И в самом деле, позднее я узнал, что мистер Дик больше десяти лет старается выбросить короля Карла Первого из своего Мемориала, но тот постоянно туда возвращался, да и теперь там пребывает.

— Я повторяю, — продолжала бабушка, — никто не знает, кроме меня, какой у этого человека ум! Он самый сердечный, самый покладистый человек на свете. Допустим, оy любит запускать бумажный змей. Какое это имеет значение? Франклин тоже любил запускать змей. Он был квакер или что-то в этом роде, если я не ошибаюсь. А квакер, запускающий змей, куда более смешон, чем кто-нибудь другой.

Если бы я предполагал, что бабушка рассказывала все эти подробности для моей пользы и в подтверждение своего доверия ко мне, я почувствовал бы себя крайне польщенным и в таких знаках расположения мог бы усмотреть доброе предзнаменование. Но вряд ли я мог не заметить, что она начала этот разговор главным образом потому, что сей вопрос невольно возникал у нее, и отвечала она себе самой, но отнюдь не мне, к которому она адресовалась за отсутствием другого слушателя.

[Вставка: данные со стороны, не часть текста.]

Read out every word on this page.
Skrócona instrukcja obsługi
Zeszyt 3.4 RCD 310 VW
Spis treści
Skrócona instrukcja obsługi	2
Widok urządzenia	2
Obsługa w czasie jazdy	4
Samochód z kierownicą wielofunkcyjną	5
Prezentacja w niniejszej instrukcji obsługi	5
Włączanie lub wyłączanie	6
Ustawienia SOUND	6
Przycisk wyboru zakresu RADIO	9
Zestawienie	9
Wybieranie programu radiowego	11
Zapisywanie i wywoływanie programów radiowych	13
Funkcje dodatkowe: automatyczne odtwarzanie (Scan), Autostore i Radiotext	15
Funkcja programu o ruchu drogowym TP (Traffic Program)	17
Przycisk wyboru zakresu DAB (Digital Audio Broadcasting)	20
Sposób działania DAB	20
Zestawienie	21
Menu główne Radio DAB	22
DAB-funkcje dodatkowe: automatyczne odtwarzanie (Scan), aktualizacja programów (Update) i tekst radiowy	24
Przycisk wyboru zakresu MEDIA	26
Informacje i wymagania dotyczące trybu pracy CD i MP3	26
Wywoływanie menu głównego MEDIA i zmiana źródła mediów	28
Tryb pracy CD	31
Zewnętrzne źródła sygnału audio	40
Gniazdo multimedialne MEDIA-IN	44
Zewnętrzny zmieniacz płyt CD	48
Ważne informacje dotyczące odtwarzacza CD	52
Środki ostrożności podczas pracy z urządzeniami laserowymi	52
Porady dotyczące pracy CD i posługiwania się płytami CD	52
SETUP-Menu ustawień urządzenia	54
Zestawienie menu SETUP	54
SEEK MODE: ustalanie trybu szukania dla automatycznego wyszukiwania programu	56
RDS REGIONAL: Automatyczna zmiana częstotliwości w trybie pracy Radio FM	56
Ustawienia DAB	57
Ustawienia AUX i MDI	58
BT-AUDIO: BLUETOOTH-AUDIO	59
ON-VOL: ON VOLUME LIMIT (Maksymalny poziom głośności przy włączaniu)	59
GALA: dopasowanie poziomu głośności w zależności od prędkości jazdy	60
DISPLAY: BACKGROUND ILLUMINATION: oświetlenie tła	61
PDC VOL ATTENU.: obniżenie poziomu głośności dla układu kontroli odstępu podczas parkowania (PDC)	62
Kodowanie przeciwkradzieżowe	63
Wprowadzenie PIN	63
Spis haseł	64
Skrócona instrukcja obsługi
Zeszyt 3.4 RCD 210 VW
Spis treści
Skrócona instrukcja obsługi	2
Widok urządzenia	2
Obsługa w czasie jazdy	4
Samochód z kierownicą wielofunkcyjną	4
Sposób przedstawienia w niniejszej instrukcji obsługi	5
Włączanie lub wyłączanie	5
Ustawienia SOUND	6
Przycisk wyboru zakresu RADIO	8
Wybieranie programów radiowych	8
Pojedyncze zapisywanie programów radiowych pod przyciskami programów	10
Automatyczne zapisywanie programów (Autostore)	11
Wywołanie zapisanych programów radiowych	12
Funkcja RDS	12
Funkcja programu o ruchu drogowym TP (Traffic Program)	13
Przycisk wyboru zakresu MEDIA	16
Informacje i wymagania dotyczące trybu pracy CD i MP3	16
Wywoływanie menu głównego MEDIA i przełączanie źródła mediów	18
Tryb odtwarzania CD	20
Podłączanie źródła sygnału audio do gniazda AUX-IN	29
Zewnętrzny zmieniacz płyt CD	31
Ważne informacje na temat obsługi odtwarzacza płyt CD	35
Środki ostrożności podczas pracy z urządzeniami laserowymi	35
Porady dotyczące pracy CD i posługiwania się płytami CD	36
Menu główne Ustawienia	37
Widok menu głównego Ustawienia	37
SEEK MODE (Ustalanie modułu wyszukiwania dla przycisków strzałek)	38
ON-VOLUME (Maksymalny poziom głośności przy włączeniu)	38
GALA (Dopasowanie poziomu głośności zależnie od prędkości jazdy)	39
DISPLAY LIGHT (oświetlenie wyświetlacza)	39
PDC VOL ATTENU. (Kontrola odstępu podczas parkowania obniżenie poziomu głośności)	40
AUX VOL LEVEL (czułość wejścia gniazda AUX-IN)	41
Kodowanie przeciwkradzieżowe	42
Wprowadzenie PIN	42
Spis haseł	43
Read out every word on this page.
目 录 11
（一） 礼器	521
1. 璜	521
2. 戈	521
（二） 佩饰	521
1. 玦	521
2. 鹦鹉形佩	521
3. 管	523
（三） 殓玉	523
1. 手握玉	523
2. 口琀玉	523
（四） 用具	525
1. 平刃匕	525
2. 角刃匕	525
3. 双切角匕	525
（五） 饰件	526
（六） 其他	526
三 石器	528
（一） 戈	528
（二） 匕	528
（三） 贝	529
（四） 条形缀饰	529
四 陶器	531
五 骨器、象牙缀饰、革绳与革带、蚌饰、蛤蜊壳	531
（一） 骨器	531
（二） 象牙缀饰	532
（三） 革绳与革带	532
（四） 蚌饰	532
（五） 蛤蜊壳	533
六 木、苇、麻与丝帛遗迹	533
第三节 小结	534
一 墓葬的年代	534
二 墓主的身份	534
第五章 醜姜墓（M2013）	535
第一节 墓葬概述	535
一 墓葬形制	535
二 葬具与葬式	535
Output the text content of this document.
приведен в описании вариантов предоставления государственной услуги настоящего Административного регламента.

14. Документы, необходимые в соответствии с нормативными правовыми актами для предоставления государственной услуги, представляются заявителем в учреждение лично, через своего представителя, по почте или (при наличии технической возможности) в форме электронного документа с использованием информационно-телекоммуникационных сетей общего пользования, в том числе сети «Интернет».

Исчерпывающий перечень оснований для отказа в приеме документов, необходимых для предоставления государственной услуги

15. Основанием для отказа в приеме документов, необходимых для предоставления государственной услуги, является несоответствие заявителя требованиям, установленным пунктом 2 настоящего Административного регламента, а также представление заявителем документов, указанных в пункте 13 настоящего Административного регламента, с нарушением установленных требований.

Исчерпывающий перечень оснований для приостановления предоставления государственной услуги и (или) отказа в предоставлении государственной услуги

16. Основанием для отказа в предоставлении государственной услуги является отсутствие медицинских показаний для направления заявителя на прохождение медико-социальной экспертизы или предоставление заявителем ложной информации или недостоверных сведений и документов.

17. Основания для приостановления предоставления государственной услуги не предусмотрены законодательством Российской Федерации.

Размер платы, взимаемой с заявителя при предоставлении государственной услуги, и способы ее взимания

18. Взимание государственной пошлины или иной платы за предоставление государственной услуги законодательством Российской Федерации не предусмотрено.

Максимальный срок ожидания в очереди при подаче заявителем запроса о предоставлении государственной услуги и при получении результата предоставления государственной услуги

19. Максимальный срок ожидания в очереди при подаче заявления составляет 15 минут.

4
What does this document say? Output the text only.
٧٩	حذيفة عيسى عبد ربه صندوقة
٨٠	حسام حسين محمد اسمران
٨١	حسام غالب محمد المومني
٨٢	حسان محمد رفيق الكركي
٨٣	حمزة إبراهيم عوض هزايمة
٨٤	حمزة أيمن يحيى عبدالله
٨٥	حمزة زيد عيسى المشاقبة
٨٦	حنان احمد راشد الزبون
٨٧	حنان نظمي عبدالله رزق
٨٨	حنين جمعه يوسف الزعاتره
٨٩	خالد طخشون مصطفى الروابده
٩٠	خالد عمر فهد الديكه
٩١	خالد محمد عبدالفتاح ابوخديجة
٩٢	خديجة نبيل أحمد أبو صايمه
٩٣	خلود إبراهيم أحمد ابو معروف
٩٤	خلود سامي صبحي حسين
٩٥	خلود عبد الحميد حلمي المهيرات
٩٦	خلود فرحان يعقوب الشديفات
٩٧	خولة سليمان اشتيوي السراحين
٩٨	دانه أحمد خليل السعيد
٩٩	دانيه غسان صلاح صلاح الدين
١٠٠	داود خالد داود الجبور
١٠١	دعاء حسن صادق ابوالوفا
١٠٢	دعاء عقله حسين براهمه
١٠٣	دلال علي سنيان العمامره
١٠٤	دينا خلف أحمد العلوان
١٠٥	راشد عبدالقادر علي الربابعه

В то же время должен заметить, что ее благородная защита безобидного бедняги мистера Дика и ее заботы не только вселили в мое юное сердце эгоистическую надежду, но и пробудили в нем бескорыстное теплое чувство к ней самой. Мне кажется, я начал понимать, что, невзирая на многие ее странности и нелепые выходки, в моей бабушке есть нечто достойное доверия и уважения. Хотя в тот день она была такой же резкой, как накануне, и, по своему обыкновению, выбегала из дому, гоняясь за ослами, и пришла в неописуемое негодование, когда проходивший мимо юноша подмигнул Дженет, сидевшей у окна (это почиталось самым тяжким оскорблением бабушкиного достоинства), но тем не менее она заставила меня больше ее уважать, хотя я боялся ее по-прежнему.

Тревога, которую я испытывал в ожидании ответа от мистера Мэрдстона, была очень велика; но я всячески пытался ее скрыть и старался быть спокойным и приятным в обхождении с бабушкой и мистером Диком. Я непременно отправился бы вместе с этим джентльменом запускать огромный змей, но на мне было лишь то живописное платье, в которое меня нарядили в первый день, и потому мне приходилось сидеть дома, и только в сумерках, в течение часа, перед тем как я ложился спать, бабушка прогуливала меня для моциона по крутому берегу. Наконец пришел ответ мистера Мэрдстона, и, к моему безграничному ужасу, бабушка сообщила мне, что он приедет поговорить с ней на следующий день. Этот день наступил; я сидел, облаченный в свой странный костюм, и считал часы, красный, разгоряченный внутренней борьбой между угасающей надеждой и все усиливающимся страхом, трепеща при мысли, что вот-вот увижу эту мрачную физиономию, а также содрогаясь ежеминутно от того, что она все не появляется.

У бабушки вид был несколько более властный и суровый, чем обычно, но она не обнаруживала никаких других признаков того, что готовится принять посетителя, вызывавшего у меня такой ужас. Почти до самого вечера она сидела у окна со своим рукодельем, а я сидел рядом с ней, и мысли у меня разбегались, когда я пытался обдумывать возможные и невозможные последствия посещения мистера Мэрдстона. Наш обед отложили на неопределенное время; но становилось уже поздно, и бабушка распорядилась подавать на стол, как вдруг забила тревогу из-за ослов, а я, к своему изумлению и ужасу, увидел, что мисс Мэрдстон, сидя на осле по-дамски, преспокойно въехала на священную зеленую лужайку и остановилась перед домом, озираясь по сторонам.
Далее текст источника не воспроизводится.